City in Isfahan province, Iran

Meshkat (مَشكات) (Note: Also romanized as Mashkat (pronounced /maʃ'ka:t/); formerly known as Mashgān or Meshgān (مشگان); also known as Mashkān and Moshkān) is a city in the Central District of Kashan County, Isfahan province, Iran, serving as the administrative center for Miyandasht Rural District. The village of Meshgan (مشگان), after merging with the village of Mahmudabad (محمودآباد), was converted to a city and renamed Meshkat.

==Demographics==
===Population===
At the time of the 2006 National Census, the city's population was 4,960 in 1,299 households. The following census in 2011 counted 4,869 people in 1,414 households. The 2016 census measured the population of the city as 5,357 people in 1,687 households.

==Overview==

Mashkat is the northernmost town in Esfahan Province, Iran. It has a population of 5,357, in 2016). It is situated between Qom-Kashan Highway (named Amir Kabir Highway) on the South and Qom-Kashan International road on the north; these two main roads connect the north of the country to its south. It is situated in km 25 Kashan-Qom road. Also, it is 195 km south of Tehran, and 250 km north of Esfahan.
Mashkatis 880–910 m above sea level.

It has a semi-warm climate. The people of this town are mainly farmers, factory workers or craftsmen.

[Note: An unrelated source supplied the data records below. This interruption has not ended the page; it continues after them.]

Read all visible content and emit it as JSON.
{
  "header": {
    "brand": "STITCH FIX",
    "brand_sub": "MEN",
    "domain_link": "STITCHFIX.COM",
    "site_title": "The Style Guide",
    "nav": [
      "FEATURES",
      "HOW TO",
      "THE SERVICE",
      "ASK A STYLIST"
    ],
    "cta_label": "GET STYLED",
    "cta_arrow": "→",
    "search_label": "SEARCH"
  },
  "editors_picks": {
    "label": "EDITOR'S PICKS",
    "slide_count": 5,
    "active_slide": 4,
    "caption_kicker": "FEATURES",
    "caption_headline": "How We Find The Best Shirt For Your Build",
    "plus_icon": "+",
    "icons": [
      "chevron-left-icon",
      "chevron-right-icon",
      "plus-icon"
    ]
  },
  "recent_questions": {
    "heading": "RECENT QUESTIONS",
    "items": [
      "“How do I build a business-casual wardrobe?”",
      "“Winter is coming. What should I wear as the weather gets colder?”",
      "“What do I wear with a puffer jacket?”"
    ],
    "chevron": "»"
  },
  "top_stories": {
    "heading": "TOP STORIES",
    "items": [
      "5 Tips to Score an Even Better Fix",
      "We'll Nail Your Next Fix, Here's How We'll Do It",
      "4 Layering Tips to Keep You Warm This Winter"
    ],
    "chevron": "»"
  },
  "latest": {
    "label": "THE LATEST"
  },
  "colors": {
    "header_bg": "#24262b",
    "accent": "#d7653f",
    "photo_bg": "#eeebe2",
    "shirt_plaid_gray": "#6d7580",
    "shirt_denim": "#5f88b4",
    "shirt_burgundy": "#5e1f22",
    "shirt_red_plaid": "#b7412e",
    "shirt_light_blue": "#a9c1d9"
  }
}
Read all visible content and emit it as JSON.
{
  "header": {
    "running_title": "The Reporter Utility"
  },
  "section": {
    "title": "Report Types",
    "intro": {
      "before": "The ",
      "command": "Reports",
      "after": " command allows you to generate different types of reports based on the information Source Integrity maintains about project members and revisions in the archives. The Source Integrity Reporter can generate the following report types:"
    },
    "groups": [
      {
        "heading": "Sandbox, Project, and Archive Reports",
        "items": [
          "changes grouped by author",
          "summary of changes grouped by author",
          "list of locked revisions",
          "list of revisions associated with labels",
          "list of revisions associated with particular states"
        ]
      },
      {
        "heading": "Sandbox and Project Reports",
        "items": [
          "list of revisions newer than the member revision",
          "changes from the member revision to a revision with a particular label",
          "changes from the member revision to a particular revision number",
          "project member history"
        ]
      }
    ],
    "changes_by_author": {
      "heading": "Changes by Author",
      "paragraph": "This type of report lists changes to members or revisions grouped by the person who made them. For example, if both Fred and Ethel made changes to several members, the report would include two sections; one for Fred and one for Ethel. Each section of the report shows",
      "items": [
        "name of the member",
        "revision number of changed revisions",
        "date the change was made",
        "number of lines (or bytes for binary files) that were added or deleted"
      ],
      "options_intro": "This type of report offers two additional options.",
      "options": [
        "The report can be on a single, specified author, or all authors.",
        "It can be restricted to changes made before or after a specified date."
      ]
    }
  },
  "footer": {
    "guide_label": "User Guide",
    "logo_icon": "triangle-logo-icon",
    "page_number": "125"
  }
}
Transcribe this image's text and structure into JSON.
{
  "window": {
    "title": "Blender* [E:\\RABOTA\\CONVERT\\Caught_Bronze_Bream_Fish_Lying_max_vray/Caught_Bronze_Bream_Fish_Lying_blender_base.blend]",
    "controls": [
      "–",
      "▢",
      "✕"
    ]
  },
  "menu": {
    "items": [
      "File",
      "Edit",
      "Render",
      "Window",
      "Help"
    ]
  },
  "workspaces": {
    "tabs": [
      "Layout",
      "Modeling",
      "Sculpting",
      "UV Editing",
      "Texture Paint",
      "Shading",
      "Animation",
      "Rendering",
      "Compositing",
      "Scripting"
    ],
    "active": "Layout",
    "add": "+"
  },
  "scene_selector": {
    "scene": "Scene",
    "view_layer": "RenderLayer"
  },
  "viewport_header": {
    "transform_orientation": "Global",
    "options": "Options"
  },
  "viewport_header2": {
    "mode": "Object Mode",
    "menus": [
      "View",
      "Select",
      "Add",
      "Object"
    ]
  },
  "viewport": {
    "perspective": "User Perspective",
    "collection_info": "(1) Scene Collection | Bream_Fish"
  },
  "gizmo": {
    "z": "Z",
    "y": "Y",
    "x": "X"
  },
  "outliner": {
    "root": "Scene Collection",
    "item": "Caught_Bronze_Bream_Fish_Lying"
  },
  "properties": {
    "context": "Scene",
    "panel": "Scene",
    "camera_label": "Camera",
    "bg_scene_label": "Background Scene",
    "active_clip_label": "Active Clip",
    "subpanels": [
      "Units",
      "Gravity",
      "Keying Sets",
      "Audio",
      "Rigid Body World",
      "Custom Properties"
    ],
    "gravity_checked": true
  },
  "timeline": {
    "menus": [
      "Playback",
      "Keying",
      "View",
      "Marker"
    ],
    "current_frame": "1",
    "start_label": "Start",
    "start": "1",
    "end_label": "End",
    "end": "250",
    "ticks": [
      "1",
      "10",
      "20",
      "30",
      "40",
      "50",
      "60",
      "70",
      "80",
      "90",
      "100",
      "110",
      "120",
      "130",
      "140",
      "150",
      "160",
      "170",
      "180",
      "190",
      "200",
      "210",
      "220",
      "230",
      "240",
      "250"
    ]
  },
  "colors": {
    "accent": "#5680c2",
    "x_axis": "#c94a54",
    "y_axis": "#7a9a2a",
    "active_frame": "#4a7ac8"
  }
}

The most important agricultural products of Mashkat include wheat, pomegranate, greengage, cotton, among others. It is endowed with several brooks some of which are flowing all year long. Trees of various types help moderate the temperature in hot season; when passing by the thick vegetation areas beside the main road to mashkat, one could easily feel the considerable drop of temperature.

Recently, a calcium bicarbonate factory has been built near this town, promising prosperous economic future for the town.

Mashkat is southerly limited to the Tehran-Ghom-Esfahan Expressway, while the main asphalt road, which connects Tehran to the south of the country, passes directly through this town. Also, a railroad passes by the northern side of the Mashkat's suburbs.